A Radio Marketer’s Guide to Psychology


What can marketers learn from the field of Psychology?

Quite a bit, argues Ginny Soskey, a writer for marketing blog Hubspot. After all, when you seek to inspire people to take action — especially to buy goods or services — knowing what makes them tick is invaluable. In “Psychology for Marketers: 9 Revealing Principles of Human Behavior,” Soskey describes tried and true lessons from Psychology that every marketer should know.

Whether you’re looking to communicate your brand’s message on TV, radio, online or out-of-home, these concepts are worth remembering.

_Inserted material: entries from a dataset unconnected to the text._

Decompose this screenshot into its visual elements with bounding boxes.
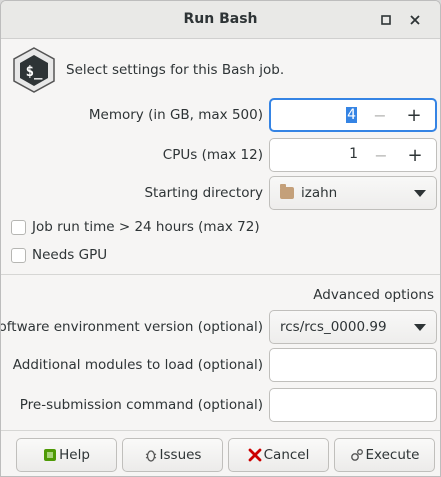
modules-input[interactable]: [269, 348, 437, 382]
cpus-increment-button[interactable]: +: [398, 139, 432, 171]
help-button[interactable]: Help: [16, 438, 117, 472]
issues-label: Issues: [159, 447, 202, 463]
checkbox-box[interactable]: [11, 247, 26, 263]
presubmission-label: Pre-submission command (optional): [19, 397, 263, 413]
job-runtime-checkbox[interactable]: Job run time > 24 hours (max 72): [11, 219, 260, 235]
cpus-spinbutton[interactable]: 1 − +: [269, 138, 437, 172]
starting-directory-value: izahn: [301, 185, 338, 201]
dropdown-arrow-icon: [414, 324, 426, 331]
memory-label: Memory (in GB, max 500): [88, 107, 263, 123]
software-env-label: Software environment version (optional): [0, 319, 263, 335]
execute-button[interactable]: Execute: [334, 438, 435, 472]
memory-increment-button[interactable]: +: [397, 100, 431, 130]
cancel-button[interactable]: Cancel: [228, 438, 329, 472]
memory-decrement-button[interactable]: −: [363, 100, 397, 130]
titlebar: Run Bash: [1, 1, 440, 39]
svg-text:$_: $_: [26, 64, 43, 80]
software-env-value: rcs/rcs_0000.99: [280, 319, 387, 335]
presubmission-input[interactable]: [269, 388, 437, 422]
cancel-icon: [248, 448, 262, 462]
dropdown-arrow-icon: [414, 190, 426, 197]
window-title: Run Bash: [183, 11, 258, 27]
modules-label: Additional modules to load (optional): [12, 357, 263, 373]
close-button[interactable]: [406, 11, 424, 29]
gears-icon: [350, 448, 364, 462]
starting-directory-chooser[interactable]: izahn: [269, 176, 437, 210]
folder-icon: [280, 184, 294, 199]
maximize-button[interactable]: [377, 11, 395, 29]
bash-terminal-icon: $_: [9, 45, 59, 95]
checkbox-box[interactable]: [11, 219, 26, 235]
job-runtime-label: Job run time > 24 hours (max 72): [32, 219, 260, 235]
execute-label: Execute: [365, 447, 420, 463]
memory-spinbutton[interactable]: 4 − +: [269, 98, 437, 132]
maximize-icon: [381, 15, 391, 25]
separator: [1, 274, 440, 275]
needs-gpu-label: Needs GPU: [32, 247, 108, 263]
bug-icon: [144, 448, 158, 462]
help-label: Help: [59, 447, 90, 463]
advanced-options-label: Advanced options: [313, 287, 434, 303]
memory-value[interactable]: 4: [346, 107, 357, 123]
separator: [1, 430, 440, 431]
needs-gpu-checkbox[interactable]: Needs GPU: [11, 247, 107, 263]
cpus-value[interactable]: 1: [349, 146, 358, 162]
issues-button[interactable]: Issues: [122, 438, 223, 472]
cpus-label: CPUs (max 12): [162, 147, 263, 163]
run-bash-dialog: Run Bash $_ Select settings for this Bas…: [0, 0, 441, 477]
close-icon: [410, 15, 420, 25]
help-icon: [43, 448, 57, 462]
software-env-combo[interactable]: rcs/rcs_0000.99: [269, 310, 437, 344]
cancel-label: Cancel: [263, 447, 310, 463]
header-text: Select settings for this Bash job.: [66, 62, 285, 78]
starting-directory-label: Starting directory: [144, 185, 263, 201]
cpus-decrement-button[interactable]: −: [364, 139, 398, 171]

So what are they? Take a look:

  • Reciprocity — If you help someone, they’ll want to help you. So reward your consumers with freebies and rewards, and they’ll reward you with their continued loyalty.
  • Authority The image of authority will make your customers more likely to trust and buy your product. If you’ve got it, flaunt it. Let your audience know exactly what credentials you’re holding. And if you don’t, hire a spokesman who does.
  • Social Proof —You may have read about the way group thinking effects individual actions. In the case of “social proof,” customers are more likely to have a favorable opinion of something if those around them like it. Let your consumer know what others are saying about your product, and make it easier to share your content on social platforms.
  • Scarcity —People want what they can’t have. Stress your products limited availability and you’ll be sure to increase sales.
  • Recency Illusion —Ever learn a new word, only to suddenly find it at every turn? That’s the recency illusion, and it applies to marketing the same way it does to your vocabulary. Develop consistent marketing campaigns rather than fragmented “one and done” ads. People will notice the campaign more after they’ve first been introduced to it.
  • Verbatim Effect —We naturally condense information in our memory. A compelling speech is often reduced to a “fuzzy blur” wherein we remember a few key concepts.  If you’re writing, pack as much information into the headline as you can. If you’re on radio, aim for short, compelling soundbites.

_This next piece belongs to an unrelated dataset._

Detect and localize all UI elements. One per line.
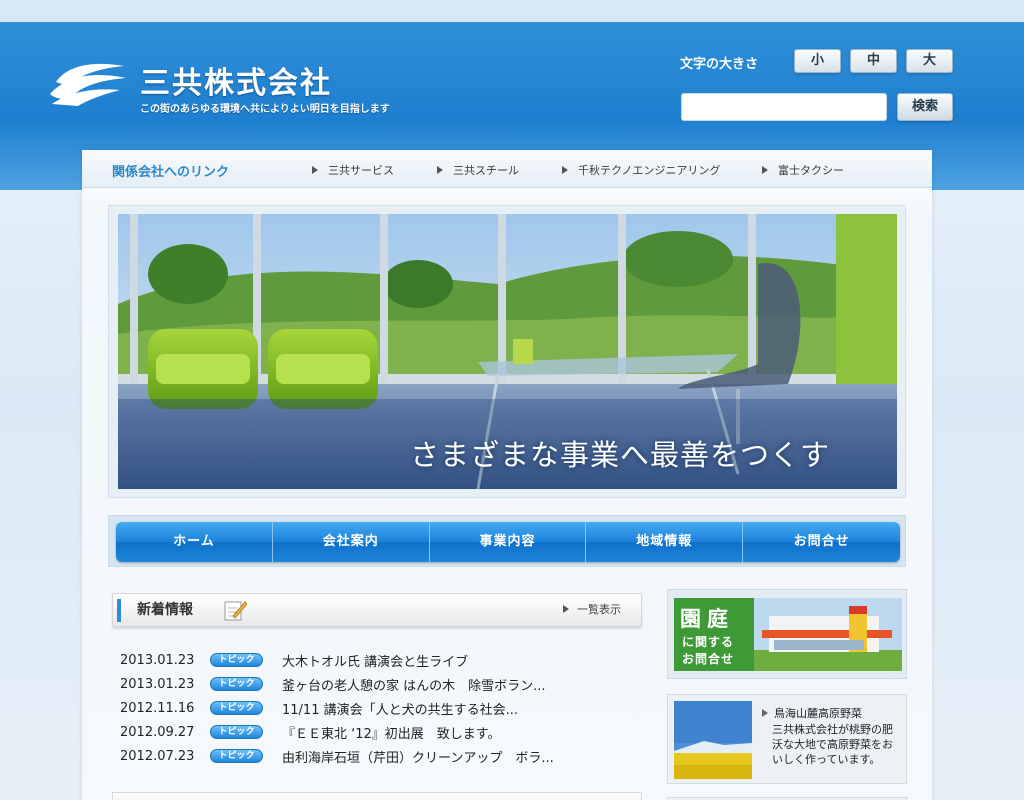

The lessons in this article also evoke a famous psychology study about body language. The study argued that social mimicry greatly increased the degree to which people were willing to help each other.

One of the more interesting examples involved a “confederate” (an actor planted in the experiment) who mimicked the body language of unknowing participants. After a conversation, the actor would “accidentally” drop pens on the floor. In the groups where the actor had mimicked the participants body language, the participant was far more likely to help the confederate pick up the pens. The implications are wide reaching, and the message is clear: people like to see themselves in other people.

Lean in when they lean in, slouch when they do, these simple steps can have to subconscious effect on how “likable” you are to strangers. And for marketers, salesmen or even a job candidate, being liked is the difference between making the sale or not, getting the job or not.

Of course, you can’t mimic people’s behavior on in every medium. But you take advantage of the overarching lesson the study has taught us: people like to see themselves in other things. After all, good novels aren’t written with a protagonist that we can’t see and identify with. And marketing is a lot like story telling. Tell stories your consumer can identify with, and the marketing battle will already be half won.